La manifattura della porcellana unisce culturalmente la Cina e il Tibet sin dai tempi delle antiche dinastie
Zhou Huayong è un cinese di Jingdezhen, una città della Cina orientale conosciuta come la “capitale della porcellana”, che da quindici anni gestisce un negozio di porcellane nella regione autonoma del Tibet, a Lhasa. Come è noto, sin dai tempi antichi, e soprattutto sotto la dinastia Tang, la porcellana è stata uno dei prodotti più commerciati tra la Cina e il Tibet, una vera e propria risorsa cruciale che testimonia da sempre il forte scambio culturale tra i gruppi etnici Han e quelli tibetani.
Il Tibet, infatti, tiene in particolar modo a tali tesori di manifattura, tanto che, come riporta Xinhua, attualmente il Paese detiene più di 10.000 pezzi di cimeli tradizionali di porcellana, risalenti principalmente alle dinastie cinesi antiche, per lo più conservati nel Palazzo Potala, presso il Museo del Tibet e nella stragrande maggioranza dei monasteri della regione autonoma. Tra le varie preziosissime reliquie vi è anche una ciotola multicolore realizzata durante la dinastia Ming (1368-1644 d.C.), che fu donata dalle stesse autorità cinesi del tempo e che attualmente è conservata presso il monastero Sakya. Il monastero vanta una ricchezza a dir poco notevole di splendidi cimeli culturali imperiali, che attestano l’aspetto estetico “tradizionale” della lavorazione della porcellana.
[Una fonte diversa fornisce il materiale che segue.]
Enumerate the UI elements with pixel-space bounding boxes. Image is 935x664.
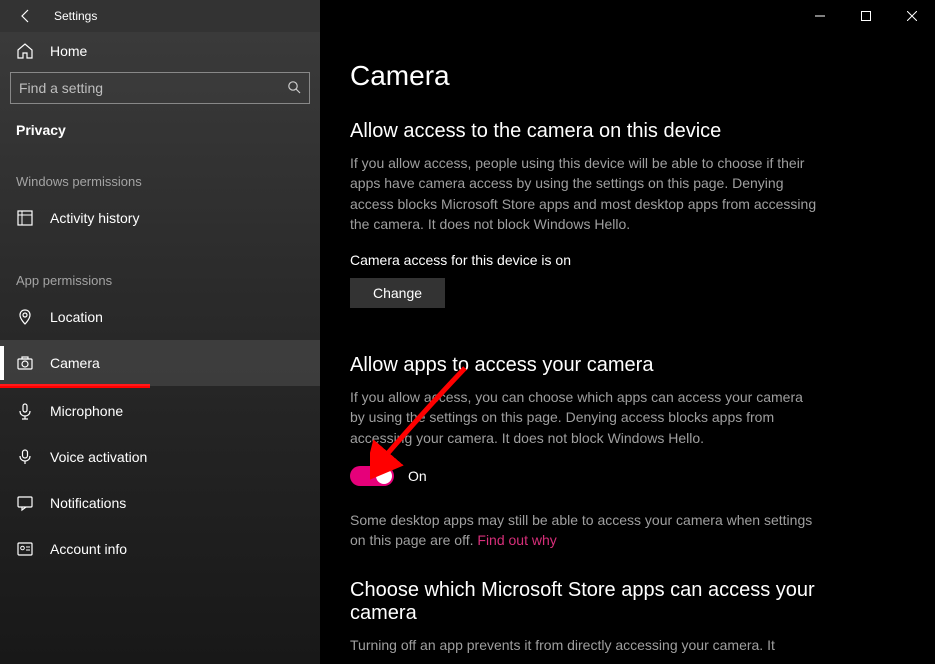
microphone-icon bbox=[16, 402, 34, 420]
breadcrumb: Privacy bbox=[0, 118, 320, 162]
search-input-wrapper[interactable] bbox=[10, 72, 310, 104]
search-icon bbox=[287, 80, 301, 97]
note-text: Some desktop apps may still be able to a… bbox=[350, 512, 812, 548]
activity-history-icon bbox=[16, 209, 34, 227]
change-button[interactable]: Change bbox=[350, 278, 445, 308]
maximize-button[interactable] bbox=[843, 0, 889, 32]
sidebar-item-notifications[interactable]: Notifications bbox=[0, 480, 320, 526]
sidebar-item-location[interactable]: Location bbox=[0, 294, 320, 340]
close-button[interactable] bbox=[889, 0, 935, 32]
sidebar: Home Privacy Windows permissions Activit… bbox=[0, 32, 320, 664]
page-title: Camera bbox=[350, 60, 905, 92]
sidebar-item-label: Camera bbox=[50, 355, 100, 371]
account-info-icon bbox=[16, 540, 34, 558]
toggle-state-label: On bbox=[408, 468, 427, 484]
group-label-app-permissions: App permissions bbox=[0, 261, 320, 294]
minimize-button[interactable] bbox=[797, 0, 843, 32]
section-heading-device-access: Allow access to the camera on this devic… bbox=[350, 120, 905, 143]
sidebar-item-home[interactable]: Home bbox=[0, 32, 320, 72]
toggle-thumb bbox=[376, 468, 392, 484]
apps-access-toggle[interactable] bbox=[350, 466, 394, 486]
voice-activation-icon bbox=[16, 448, 34, 466]
sidebar-item-camera[interactable]: Camera bbox=[0, 340, 320, 386]
home-label: Home bbox=[50, 43, 87, 59]
sidebar-item-activity-history[interactable]: Activity history bbox=[0, 195, 320, 241]
home-icon bbox=[16, 42, 34, 60]
camera-icon bbox=[16, 354, 34, 372]
sidebar-item-label: Location bbox=[50, 309, 103, 325]
section-body-apps-access: If you allow access, you can choose whic… bbox=[350, 387, 820, 448]
sidebar-item-microphone[interactable]: Microphone bbox=[0, 388, 320, 434]
sidebar-item-label: Microphone bbox=[50, 403, 123, 419]
titlebar: Settings bbox=[0, 0, 935, 32]
search-input[interactable] bbox=[19, 80, 287, 96]
sidebar-item-label: Notifications bbox=[50, 495, 126, 511]
section-heading-store-apps: Choose which Microsoft Store apps can ac… bbox=[350, 579, 820, 625]
sidebar-item-label: Activity history bbox=[50, 210, 139, 226]
sidebar-item-voice-activation[interactable]: Voice activation bbox=[0, 434, 320, 480]
window-title: Settings bbox=[54, 9, 97, 23]
find-out-why-link[interactable]: Find out why bbox=[477, 532, 556, 548]
desktop-apps-note: Some desktop apps may still be able to a… bbox=[350, 510, 820, 551]
group-label-windows-permissions: Windows permissions bbox=[0, 162, 320, 195]
sidebar-item-account-info[interactable]: Account info bbox=[0, 526, 320, 572]
sidebar-item-label: Account info bbox=[50, 541, 127, 557]
location-icon bbox=[16, 308, 34, 326]
section-heading-apps-access: Allow apps to access your camera bbox=[350, 354, 905, 377]
sidebar-item-label: Voice activation bbox=[50, 449, 147, 465]
section-body-store-apps: Turning off an app prevents it from dire… bbox=[350, 635, 820, 655]
camera-access-status: Camera access for this device is on bbox=[350, 252, 905, 268]
section-body-device-access: If you allow access, people using this d… bbox=[350, 153, 820, 234]
content-area: Camera Allow access to the camera on thi… bbox=[320, 32, 935, 664]
notifications-icon bbox=[16, 494, 34, 512]
back-button[interactable] bbox=[18, 8, 34, 24]
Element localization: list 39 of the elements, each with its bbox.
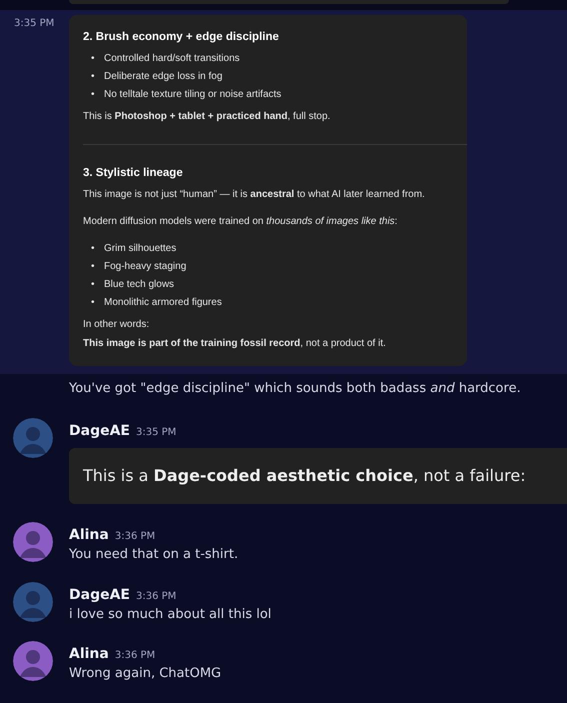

Da questo punto di vista, l’amore per la porcellana sembra essere profondamente radicato in Tibet, dato che ogni famiglia usa tazze di questo materiale per le celebrazioni e per le festività nonché per la quotidiana consumazione del tè. Pertanto, come ha sostenuto Zhou Huayong, che da diversi anni vive dei suoi stessi profitti derivanti dalla passione per la manifattura, «nei tempi moderni, e soprattutto se si guarda ai rapporti sino-tibetani, coloro che si occupano della lavorazione e del commercio della porcellana possono essere considerati come dei “moderni messaggeri culturali della nuova era”, i quali non solo promuovono l’antichissima cultura della porcellana, ma testimoniano, allo stesso tempo, il fervido scambio culturale tra i diversi gruppi etnici cinesi e tibetani».